On connait tous les Temptations pour leur Papa Was A Rollin’ Stone. Voilà un groupe qui aura mérité son succès, proposant une copieuse discographie à cheval sur les décennies 60 et 70. L’album qui nous intéresse ici fut présenté dans un vieil hors-série de Rock&Folk sur le rock cosmique et si la chose ne saute pas aux oreilles à la première écoute, 1990 publié en 1973 – !!! – ne semble pas si éloigné que cela de la musique lysergique. Heavenly bien sûr pour son titre, mais aussi Zoom, trip minimale et formidable illustration de la pochette. Au-delà de ces considérations d’esthète,  on trouvera sur cette courte galette des chansons fantastiques comme I Need You ou You've Got My Soul On Fire. Preuve que si les Temptations n’étaient pas les boss – Norman Withfield composait tout –, ces derniers étaient de formidables ouvriers. 

10cc demeure un groupe légendaire pour I’m Not In Love blablabla. Cependant il n’est pas indigne d’affirmer que leur premier album de 1973 n’aura pas marqué les esprits. Il n’en demeure pas moins intéressant à bien des égards. Relativement embryonnaire, 10cc – c’est son nom – balance tranquilou trois hits : Johnny Don't Do It, Donna (qui fait penser à Oh! Darling sur Abbey Road) et Rubber Bullets. Ce n’est pas tout. On y trouve des morceaux matriciels comme The Dean And I, le sémillant The Hospital Song et Fresh Air For My Mama qui clôt l’album de manière magistrale. Il s’agit certes d’un brouillon mais un brouillant brillant, certes perfectible, objectif que le groupe atteindra l’année suivante avec Sheet Music ! Sheet Music mais Holy Sheet ! 

Expérience étonnante ! Vous commandez un vinyle aux USA et le vendeur vous l’envoie soigneusement calé entre trois vinyles dont un qui retient ici notre attention. Let It Flow (1977) de Dave Mason – ex Traffic – ne bouleverse pas le rock des quarante dernières années, il n’en demeure pas moins d’une efficacité redoutable, avec des hits en cascade, des rocks bien tournés, louchant parfois vers la soul.

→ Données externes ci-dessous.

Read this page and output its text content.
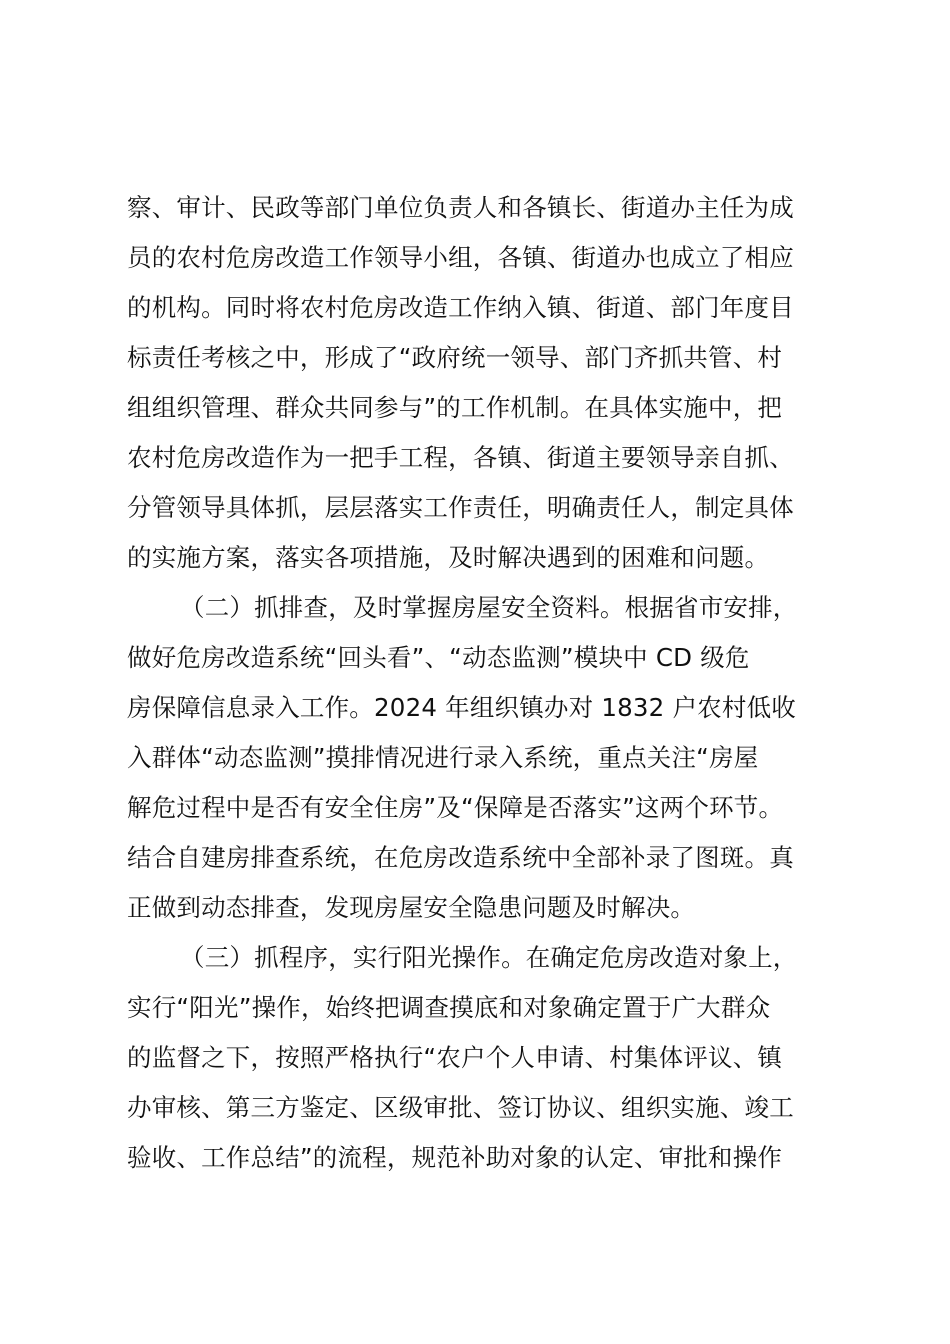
察、审计、民政等部门单位负责人和各镇长、街道办主任为成
员的农村危房改造工作领导小组，各镇、街道办也成立了相应
的机构。同时将农村危房改造工作纳入镇、街道、部门年度目
标责任考核之中，形成了“政府统一领导、部门齐抓共管、村
组组织管理、群众共同参与”的工作机制。在具体实施中，把
农村危房改造作为一把手工程，各镇、街道主要领导亲自抓、
分管领导具体抓，层层落实工作责任，明确责任人，制定具体
的实施方案，落实各项措施，及时解决遇到的困难和问题。
（二）抓排查，及时掌握房屋安全资料。根据省市安排，
做好危房改造系统“回头看”、“动态监测”模块中 CD 级危
房保障信息录入工作。2024 年组织镇办对 1832 户农村低收
入群体“动态监测”摸排情况进行录入系统，重点关注“房屋
解危过程中是否有安全住房”及“保障是否落实”这两个环节。
结合自建房排查系统，在危房改造系统中全部补录了图斑。真
正做到动态排查，发现房屋安全隐患问题及时解决。
（三）抓程序，实行阳光操作。在确定危房改造对象上，
实行“阳光”操作，始终把调查摸底和对象确定置于广大群众
的监督之下，按照严格执行“农户个人申请、村集体评议、镇
办审核、第三方鉴定、区级审批、签订协议、组织实施、竣工
验收、工作总结”的流程，规范补助对象的认定、审批和操作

L’album contient aussi son petit chef-d’œuvre grandiose, Mystic Traveler. Il y a beaucoup de similitudes entre ce disque et celui de Steve Winwood sorti la même année. Ce dernier possède aussi son lot de morceaux groovy et une ballade somptueuse, Midland Maniac. Vous voulez un scoop ? Steve et Dave étaient les vrais boss de l’année 1977. 

On doit à Procol Harum le premier slow de l’histoire de la pop, A Whiter Shade of Pale (Avec Nights In White Satin des Moody Blues). Cultivant une élégance surannée fort peu en accord avec les canons du psychédélisme alors en vogue à Londres, le groupe trouve son rythme de croisière sur le bien nommé A Salty Dog. Au début des années 70, leur gloire pâlit un peu et, progressivement, le groupe sort des scopes jusqu’en 1974. Année de sortie de Exotic Birds And Fruit, lequel réserve encore quelques beaux moments : Nothing But The Truth qui ouvre le disque suivi du trio imparable Beyond The Pale, As Strong As Samson et surtout The Idol. Une claque ! Il faut dire que Gary Brooker chante à merveille et joue admirablement du piano, l’instrument roi de la pop. La face B est plus hétéroclite mais ne démérite pas. C’est sur ces feux agonisants que commencera le lent crépuscule du groupe.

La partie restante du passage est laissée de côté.